There are no provisions in the TIA Act that would extend to requiring a telecommunications operator to seek to decrypt such traffic. In the case of Part 5-1A (which relates to the retention of telecommunications data), there is an express provision that states that the carrier is not required to retain any information that is carried by means of another service (ie an OTT service).

We note that there is no applicable case law on these issues and this answer is therefore based on statute.

3. Can a telecommunications operator lawfully offer end-to-end encryption on its communications services when it cannot break that encryption and therefore could not supply a law enforcement agency with access to cleartext metadata and the content of the communication on receipt of a lawful demand?

No, a telecommunications operator would not be able to offer end-to-end encryption that it does not have the technological capacity to breach without breaching its existing law enforcement obligations.

Under Part 5-4 of the TIA Act, telecommunications operators are required to provide an interception capability plan to the Communications Access Co-ordinator (a function of the Attorney General’s Department) each year on or around 1 July. The interception capability plan must set out the strategies for compliance with an operator’s legal obligation to provide interception capabilities and a statement of the compliance by the operator with that legal obligation.
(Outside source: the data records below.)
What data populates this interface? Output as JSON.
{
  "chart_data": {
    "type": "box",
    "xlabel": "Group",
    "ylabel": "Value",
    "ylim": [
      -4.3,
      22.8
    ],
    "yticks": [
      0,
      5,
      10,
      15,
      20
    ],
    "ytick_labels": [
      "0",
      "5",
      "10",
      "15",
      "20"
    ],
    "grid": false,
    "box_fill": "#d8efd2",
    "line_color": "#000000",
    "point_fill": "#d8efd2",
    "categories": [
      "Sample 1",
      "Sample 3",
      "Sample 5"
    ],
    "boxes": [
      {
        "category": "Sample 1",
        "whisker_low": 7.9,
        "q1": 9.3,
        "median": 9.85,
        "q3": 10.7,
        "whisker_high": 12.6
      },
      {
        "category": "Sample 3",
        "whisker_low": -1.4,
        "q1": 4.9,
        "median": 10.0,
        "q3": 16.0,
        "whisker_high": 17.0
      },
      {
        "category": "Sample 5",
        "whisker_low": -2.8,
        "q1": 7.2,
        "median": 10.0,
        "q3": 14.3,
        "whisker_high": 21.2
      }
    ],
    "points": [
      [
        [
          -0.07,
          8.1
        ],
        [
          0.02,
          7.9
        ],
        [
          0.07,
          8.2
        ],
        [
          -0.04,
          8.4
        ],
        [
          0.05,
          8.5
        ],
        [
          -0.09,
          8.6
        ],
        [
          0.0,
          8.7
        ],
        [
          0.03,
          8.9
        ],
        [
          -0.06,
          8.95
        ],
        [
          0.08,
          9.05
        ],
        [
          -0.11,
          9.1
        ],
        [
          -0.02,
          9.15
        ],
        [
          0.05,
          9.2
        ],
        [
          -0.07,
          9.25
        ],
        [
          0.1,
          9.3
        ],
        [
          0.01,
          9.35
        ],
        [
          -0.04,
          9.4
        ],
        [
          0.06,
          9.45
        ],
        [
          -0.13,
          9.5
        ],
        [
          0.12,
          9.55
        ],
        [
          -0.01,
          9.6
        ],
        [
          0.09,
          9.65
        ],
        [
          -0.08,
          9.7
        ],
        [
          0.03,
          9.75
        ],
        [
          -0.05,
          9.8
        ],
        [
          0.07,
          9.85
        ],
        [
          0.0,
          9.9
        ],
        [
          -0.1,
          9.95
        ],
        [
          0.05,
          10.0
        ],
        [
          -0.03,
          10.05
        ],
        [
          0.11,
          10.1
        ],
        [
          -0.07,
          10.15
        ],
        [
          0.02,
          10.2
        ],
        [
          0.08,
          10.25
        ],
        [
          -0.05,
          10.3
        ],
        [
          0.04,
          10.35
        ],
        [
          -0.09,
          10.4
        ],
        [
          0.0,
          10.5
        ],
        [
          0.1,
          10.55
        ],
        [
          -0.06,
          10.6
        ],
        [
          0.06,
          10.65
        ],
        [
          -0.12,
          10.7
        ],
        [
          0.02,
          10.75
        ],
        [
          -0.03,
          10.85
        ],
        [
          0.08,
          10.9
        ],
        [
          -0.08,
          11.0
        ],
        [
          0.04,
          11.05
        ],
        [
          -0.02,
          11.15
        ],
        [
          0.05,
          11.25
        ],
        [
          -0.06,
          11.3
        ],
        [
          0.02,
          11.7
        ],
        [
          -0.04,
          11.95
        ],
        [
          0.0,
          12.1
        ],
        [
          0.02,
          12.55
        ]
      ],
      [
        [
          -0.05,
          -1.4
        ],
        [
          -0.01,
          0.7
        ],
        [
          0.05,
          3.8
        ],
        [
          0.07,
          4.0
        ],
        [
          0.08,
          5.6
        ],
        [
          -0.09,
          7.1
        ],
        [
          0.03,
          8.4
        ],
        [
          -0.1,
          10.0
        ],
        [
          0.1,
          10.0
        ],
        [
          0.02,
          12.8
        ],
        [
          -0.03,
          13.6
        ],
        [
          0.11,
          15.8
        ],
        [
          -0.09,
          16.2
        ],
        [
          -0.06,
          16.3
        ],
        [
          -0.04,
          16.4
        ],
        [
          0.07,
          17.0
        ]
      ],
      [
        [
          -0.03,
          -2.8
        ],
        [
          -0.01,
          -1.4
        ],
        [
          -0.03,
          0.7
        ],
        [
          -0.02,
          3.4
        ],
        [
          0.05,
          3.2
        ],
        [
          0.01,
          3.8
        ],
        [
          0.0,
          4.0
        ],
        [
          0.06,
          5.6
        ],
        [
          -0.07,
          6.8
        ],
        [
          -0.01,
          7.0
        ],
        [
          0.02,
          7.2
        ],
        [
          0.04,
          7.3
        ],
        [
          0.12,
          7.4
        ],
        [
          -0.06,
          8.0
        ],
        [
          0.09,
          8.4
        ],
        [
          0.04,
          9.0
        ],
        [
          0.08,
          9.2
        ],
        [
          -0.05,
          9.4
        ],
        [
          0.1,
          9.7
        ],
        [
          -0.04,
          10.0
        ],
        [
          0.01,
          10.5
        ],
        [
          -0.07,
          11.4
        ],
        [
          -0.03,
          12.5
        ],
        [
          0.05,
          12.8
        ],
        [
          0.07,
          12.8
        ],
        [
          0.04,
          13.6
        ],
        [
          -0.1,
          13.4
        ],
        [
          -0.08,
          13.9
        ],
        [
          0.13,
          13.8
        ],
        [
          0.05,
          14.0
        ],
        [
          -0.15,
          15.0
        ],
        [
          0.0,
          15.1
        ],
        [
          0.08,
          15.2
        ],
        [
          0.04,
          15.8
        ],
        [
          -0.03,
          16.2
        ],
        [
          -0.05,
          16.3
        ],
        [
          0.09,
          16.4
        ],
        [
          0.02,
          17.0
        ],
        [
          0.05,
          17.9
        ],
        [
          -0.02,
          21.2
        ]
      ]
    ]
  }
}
In addition, section 202B of Part 5-4A of the TIA Act requires telecommunications operators to notify the Communications Access Co-ordinator of any change to a service or system that is likely to have a material adverse effect on the capacity of it to comply with its obligations under the TIA Act or Section 313 of the TA (more particularly described in the answer to Question 1 above). The Communications Access Co-ordinator then has a period of 30 days to notify the operator that it must not implement the change.

In this scenario, we consider it highly likely that the Communications Access Co-ordinator would reject a proposal to implement end-to-end encryption that an operator does not have the capacity to break. That is because such implementation would have a material adverse effect on the ability of relevant agencies to intercept communications.

It is likely that the implementation of such a service would be treated as non-compliance with Section 313 of the TA. Finally, Section 106 of the TIA Act also provides that a person must not obstruct or hinder a person acting under a warrant. It is possible that this provision could be breached in circumstances where an operator unilaterally implements an end-to-end encryption service that it does not have the capacity to break. That is because such action would have the effect of preventing an agency from exercising the warrant.

Vodafone notes that there is no applicable case law on these issues and this answer is therefore based on statute.

4. Please provide examples in your jurisdiction where legislation that predated the advent of commercial encryption (which we estimate to be circa 1990) has been applied to contemporary cases involving encryption.

Vodafone is not aware of any legislation in Australia that predates the advent of commercial encryption used to produce judgments that are then applied to use of commercial encryption.